• Sun, Sep 2026

Erupsi Anak Krakatau Picu Ancaman Abu Vulkanik, Menkes Aktifkan Pusat Krisis Kesehatan

Erupsi Anak Krakatau Picu Ancaman Abu Vulkanik, Menkes Aktifkan Pusat Krisis Kesehatan

Abu vulkanik dari aktivitas Gunung Anak Krakatau telah mencapai sejumlah wilayah di Kabupaten Tangerang. (Foto: BBC)


JAKARTA : SERANTAU MEDIA – Erupsi Gunung Anak Krakatau mulai berdampak terhadap kesehatan masyarakat akibat paparan abu vulkanik. Kementerian Kesehatan (Kemenkes) mengaktifkan Health Emergency Operating Centre (HEOC) dan menyiagakan berbagai peralatan serta obat untuk menangani gangguan pernapasan, mata, dan kulit.

Menteri Kesehatan Budi Gunadi Sadikin mengatakan peralatan yang disiapkan antara lain nebulizer, konsentrator oksigen, obat tetes mata, dan salep kulit.

“Kita juga segera mengeluarkan surat edaran untuk memberikan guidance yang rinci terhadap para petugas tenaga kesehatan di seluruh kabupaten/kota yang terdampak,” kata Budi dalam konferensi pers di Jakarta, Minggu (6/9/2026).

Budi mengimbau masyarakat mengurangi aktivitas di luar rumah selama kondisi erupsi berlangsung. Warga yang harus beraktivitas di luar ruangan diminta menggunakan masker dan kacamata untuk mengurangi risiko masuknya partikel abu vulkanik ke saluran pernapasan dan mata.

Menurutnya, paparan abu vulkanik dapat menimbulkan gangguan pada pernapasan, mata, maupun kulit. Masyarakat yang terpapar abu diminta segera membersihkan tubuh setelah kembali ke rumah.

Jika mengalami gangguan kesehatan, warga diminta segera mendatangi puskesmas.
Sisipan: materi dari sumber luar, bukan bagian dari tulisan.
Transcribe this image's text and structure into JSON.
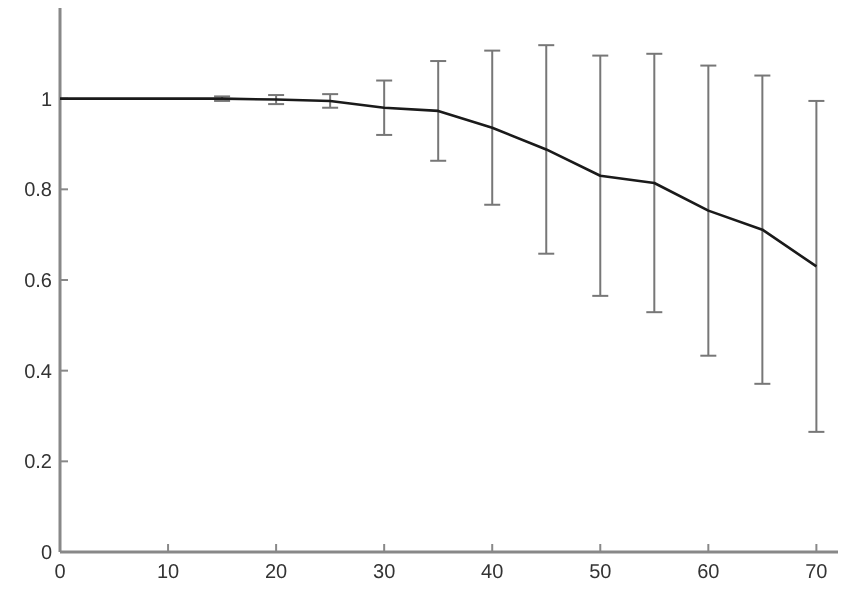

Kemenkes telah menyiapkan peralatan untuk penanganan gangguan pernapasan dan iritasi mata maupun kulit.

Budi juga mengingatkan masyarakat tidak mengucek mata apabila terkena partikel abu vulkanik. Mata sebaiknya segera dibersihkan menggunakan air atau obat tetes mata dan diperiksakan ke fasilitas kesehatan apabila keluhan berlanjut.

“Sekali lagi, jangan panik, stay at home and stay healthy,” ujarnya.

BNPB Siapkan Modifikasi Cuaca

Kepala Badan Nasional Penanggulangan Bencana (BNPB) Suharyanto mengatakan pemerintah juga menyiapkan operasi modifikasi cuaca (OMC) untuk mengurangi dampak abu vulkanik.

Menurutnya, salah satu metode OMC dilakukan dengan mendatangkan hujan. Hujan dengan intensitas cukup deras diharapkan dapat membantu meluruhkan abu vulkanik yang berada di udara dan mengganggu aktivitas masyarakat.

Untuk wilayah Jakarta, Banten, dan Lampung, BNPB bersama BMKG juga menyiapkan metode water mist apabila tidak terdapat pertumbuhan awan hujan yang memadai.

“Kalau hujannya nanti turun dengan cukup deras, tentu saja abu vulkanik yang sekarang, mulai kemarin sampai hari ini mengganggu kehidupan kita, ini bisa segera luruh,” kata Suharyanto.

Abu Vulkanik Capai Tangerang

Dampak erupsi juga dirasakan masyarakat Kabupaten Tangerang, Banten. Bupati Tangerang Moch Maesyal Rasyid meminta warga menggunakan masker saat beraktivitas di luar ruangan.

Ia mengatakan abu vulkanik dari aktivitas Gunung Anak Krakatau telah mencapai sejumlah wilayah di Kabupaten Tangerang.

“Abu vulkanik Krakatau ini dengan erupsinya sampai ke Tangerang. Buktinya tadi pagi saya bangun, keluar, ternyata banyak debu-debu yang ada di atas genteng, di atas kap mobil, tetangga, dan juga ada beberapa tempat yang memang banyak debunya itu dari Krakatau,” ujar Maesyal di Tangerang, Minggu.

Ia mengingatkan abu vulkanik dapat membahayakan saluran pernapasan. Karena itu, masyarakat diminta meningkatkan kewaspadaan, terutama ketika berkendara dan melakukan aktivitas di luar rumah.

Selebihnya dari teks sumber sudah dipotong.